Q174   Earl of Oxford and Asquith: That is a very interesting exposition. I have a follow-up question from what you were saying about the last two years and how Berlin has been a hub for foreign policy-makers and people visiting. This Committee has heard evidence that the US increasingly sees Germany as its main interlocutor in the EU. Our simple question is: do you agree with this assessment? Particularly, what are the implications for German influence from within the EU in the NATO discussions?

Dr Karl-Heinz Kamp: My Lords, I fully understand the political sensitivity of this question because, in Germany, the Chancellor is well aware of the needs. Whenever Germany is a leading power or defined by others as the hub with regard to dealing with the Russian crisis—the German Chancellor had some 50 phone calls with Vladimir Putin—we are well aware of the fact that this might also cause eyebrow-raising, due to our history as an overambitious Germany. This is not the case. The German Chancellor tries particularly carefully to convey the message so that the practice is always to include the smaller allies—to keep them in the loop—and to deal with the other big ones. We are well aware that the UK and France are, in military capacities, far ahead of Germany and we are not competing with that.

So there is a high sensitivity not to raise the impression of a new German Großmachtstreben, or having big power ambitions. That is not there. Politics is made by people. I think that Mrs Merkel has a certain policy style, which goes well with certain crises now.
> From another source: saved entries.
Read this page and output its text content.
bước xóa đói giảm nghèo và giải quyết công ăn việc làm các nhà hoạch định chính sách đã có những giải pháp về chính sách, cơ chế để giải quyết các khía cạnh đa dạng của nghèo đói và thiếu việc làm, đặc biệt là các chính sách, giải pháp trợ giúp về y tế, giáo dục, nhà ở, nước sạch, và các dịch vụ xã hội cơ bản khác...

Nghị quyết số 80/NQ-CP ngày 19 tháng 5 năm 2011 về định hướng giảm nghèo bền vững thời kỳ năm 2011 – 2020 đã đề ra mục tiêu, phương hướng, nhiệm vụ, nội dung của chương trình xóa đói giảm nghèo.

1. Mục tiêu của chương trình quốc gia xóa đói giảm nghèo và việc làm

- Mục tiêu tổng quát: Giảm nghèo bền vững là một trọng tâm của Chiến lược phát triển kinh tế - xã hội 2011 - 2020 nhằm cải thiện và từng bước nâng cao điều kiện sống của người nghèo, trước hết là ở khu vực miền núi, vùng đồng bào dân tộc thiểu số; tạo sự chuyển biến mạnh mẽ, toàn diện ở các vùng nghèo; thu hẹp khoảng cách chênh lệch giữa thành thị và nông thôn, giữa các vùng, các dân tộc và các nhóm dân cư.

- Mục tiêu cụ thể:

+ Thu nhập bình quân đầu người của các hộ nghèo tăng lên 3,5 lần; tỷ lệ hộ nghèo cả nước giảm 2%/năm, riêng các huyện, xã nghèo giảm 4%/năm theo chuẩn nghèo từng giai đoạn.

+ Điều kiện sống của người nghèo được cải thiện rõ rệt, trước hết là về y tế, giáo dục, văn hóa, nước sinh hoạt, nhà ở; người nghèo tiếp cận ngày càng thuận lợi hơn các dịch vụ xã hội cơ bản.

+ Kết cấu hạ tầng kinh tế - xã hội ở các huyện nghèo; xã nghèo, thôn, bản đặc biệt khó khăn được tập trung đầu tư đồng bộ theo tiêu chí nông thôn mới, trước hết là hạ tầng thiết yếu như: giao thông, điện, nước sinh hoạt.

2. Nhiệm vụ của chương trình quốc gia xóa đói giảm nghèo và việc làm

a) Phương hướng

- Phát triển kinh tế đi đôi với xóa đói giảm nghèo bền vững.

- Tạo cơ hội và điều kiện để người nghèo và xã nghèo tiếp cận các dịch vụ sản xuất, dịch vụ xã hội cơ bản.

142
The close US-German co-operation, which by the way was not always the case in the Obama-Merkel period, is not exclusive but inclusive.

There are press articles—not by me—saying, “Where is the UK in this entire business? Aren’t they lacking?” That is a decision for the UK to take on how to include itself in ongoing diplomacy. It would be nice if France could be less occupied with its own domestic problems, as it is now. The point I want to make is about the German government, due to their geographical position now. We have a German Chancellor who speaks Russian, because she learned it, and that almost automatically gives us a certain access to Russia. We have a certain economic weight, which comes with certain obligations. But there is definitely not an idea of monopolising any contacts. That is certainly not the case.

The Chairman: Dr Kamp, thank you very much. We have been speaking for an hour. I do not know whether any of my colleagues have any supplementaries. Lord Risby, who was unavoidably detained, may have a question that he would like to ask. No? 

On behalf of the Committee, then, I thank you very much. We will send you a transcript of your evidence so that if there is anything you want to correct in that, you will have the opportunity to do so. I am really most grateful. We are very far down the track with this inquiry and you have helped to fill in a number of gaps. The clarity with which you responded was very helpful.